As to the second reason, Christensen said there was "absolutely no foundation to the assertion that the US coordinates its Taiwan policy with Beijing."
China and the US are working together in trying to maintain the "status quo" in the Taiwan Strait. Both want to prevent Taiwanese independence and encourage cross-strait talks, but that is not the same as the US coordinating its Taiwan policy with China.

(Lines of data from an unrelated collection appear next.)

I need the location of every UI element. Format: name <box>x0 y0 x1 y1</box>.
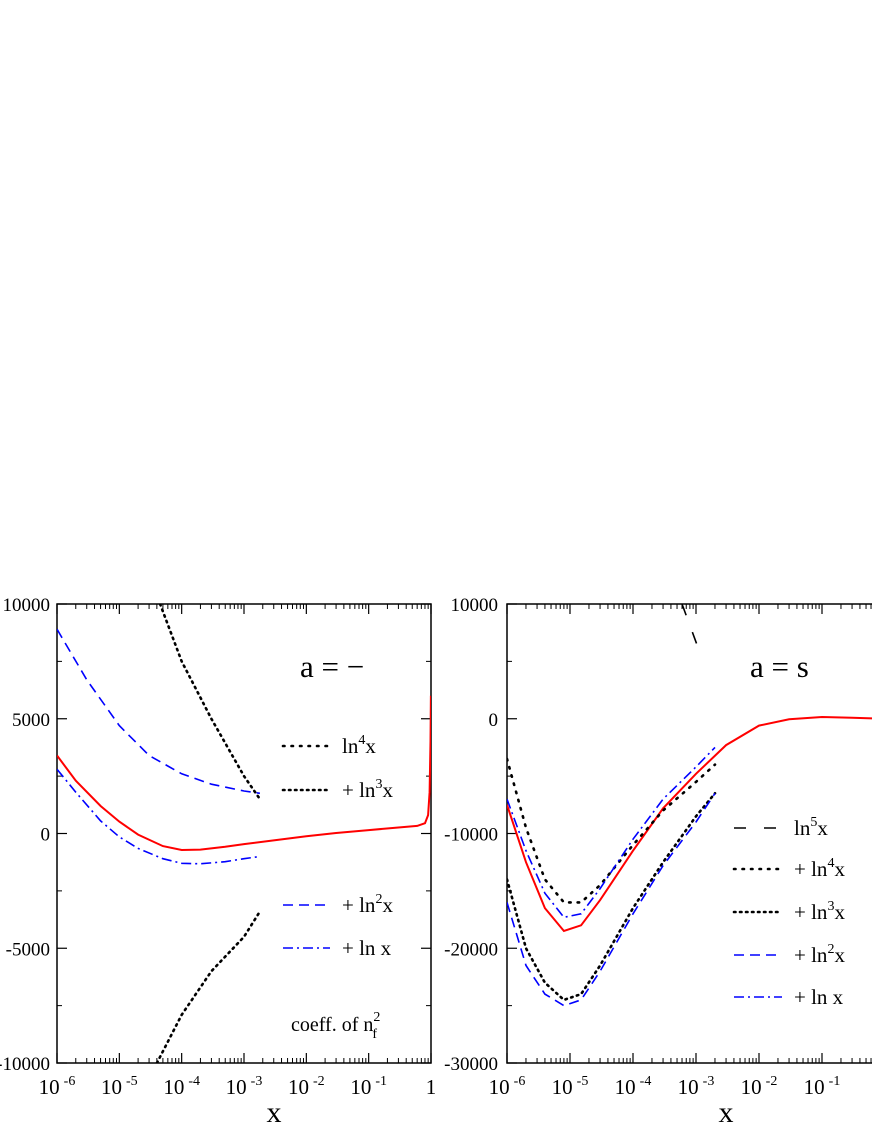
x-tick-label: 10 -4 <box>163 1074 200 1099</box>
legend-label: + ln2x <box>342 892 393 917</box>
x-tick-label: 10 -1 <box>350 1074 387 1099</box>
x-tick-label: 10 -4 <box>615 1074 652 1099</box>
legend-label: ln5x <box>794 815 828 840</box>
series-line-solid <box>57 695 431 852</box>
series-line-dash <box>507 792 716 1007</box>
x-tick-label: 10 -5 <box>101 1074 138 1099</box>
legend-label: + ln x <box>342 936 392 960</box>
y-tick-label: -10000 <box>0 1054 50 1075</box>
legend-label: ln4x <box>342 733 376 758</box>
series-line-dot <box>507 792 717 1002</box>
y-tick-label: 10000 <box>451 595 499 616</box>
series-line-dot <box>158 604 262 801</box>
coefficient-note: coeff. of n2 f <box>291 1010 380 1042</box>
x-tick-label: 10 -3 <box>678 1074 715 1099</box>
y-tick-label: -10000 <box>444 825 498 846</box>
legend-label: + ln3x <box>794 899 845 924</box>
y-tick-label: -20000 <box>444 939 498 960</box>
right-panel: 10 -6 10 -5 10 -4 10 -3 10 -2 10 -1 x -30000 -20000 -10… <box>444 595 872 1128</box>
legend-label: + ln3x <box>342 777 393 802</box>
y-tick-label: 5000 <box>12 710 50 731</box>
series-line-dot-sparse <box>507 757 717 904</box>
y-tick-label: -30000 <box>444 1054 498 1075</box>
x-tick-label: 10 -5 <box>552 1074 589 1099</box>
legend-label: + ln2x <box>794 942 845 967</box>
y-tick-label: 10000 <box>3 595 51 616</box>
series-line-dashdot <box>507 746 716 919</box>
x-tick-label: 10 -2 <box>741 1074 778 1099</box>
x-axis-label: x <box>267 1096 282 1128</box>
y-tick-label: -5000 <box>6 939 50 960</box>
y-tick-label: 0 <box>489 710 499 731</box>
series-line-dashdot <box>57 768 261 865</box>
y-tick-label: 0 <box>41 825 51 846</box>
series-line-longdash <box>681 604 702 656</box>
plot-frame <box>56 603 432 1064</box>
series-line-dot <box>155 910 262 1063</box>
left-panel: 10 -6 10 -5 10 -4 10 -3 10 -2 10 -1 1 x -10000 -5000 0 50… <box>0 595 436 1128</box>
x-tick-label: 10 -6 <box>489 1074 526 1099</box>
x-tick-label: 10 -6 <box>39 1074 76 1099</box>
panel-label: a = s <box>750 649 809 684</box>
x-tick-label: 10 -2 <box>288 1074 325 1099</box>
legend-label: + ln4x <box>794 856 845 881</box>
series-line-solid <box>507 715 872 933</box>
x-tick-label: 10 -1 <box>804 1074 841 1099</box>
panel-label: a = − <box>300 649 364 684</box>
legend-label: + ln x <box>794 985 844 1009</box>
x-tick-label: 10 -3 <box>226 1074 263 1099</box>
x-axis-label: x <box>719 1096 734 1128</box>
series-line-dash <box>57 628 261 795</box>
x-tick-label: 1 <box>426 1075 437 1099</box>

However, it cannot be denied that China influences Taiwan through the US, and Beijing is putting increasing pressure on Washington.
The underlying meaning in Christensen's words is that if Taiwan continues to push for holding the referendum, this would harm US interests, and the possibility of the US and China coordinating their Taiwan policy cannot be ruled out.
Christensen says "if the referendum goes forward unchanged, we anticipate that Taiwan's perceptive, intelligent citizens will see through the rhetoric and make a sound judgment that the referendum does not serve their interests because it will be fundamentally harmful to Taiwan's external relations."
In a situation when diplomacy doesn't cut it, a direct appeal to the Taiwanese public, although it can't stop a referendum, could dampen enthusiasm for it, diminish its legitimacy and cause it to fail.
Edward Chen is a professor at Tamkang University's Graduate Institute of American Studies.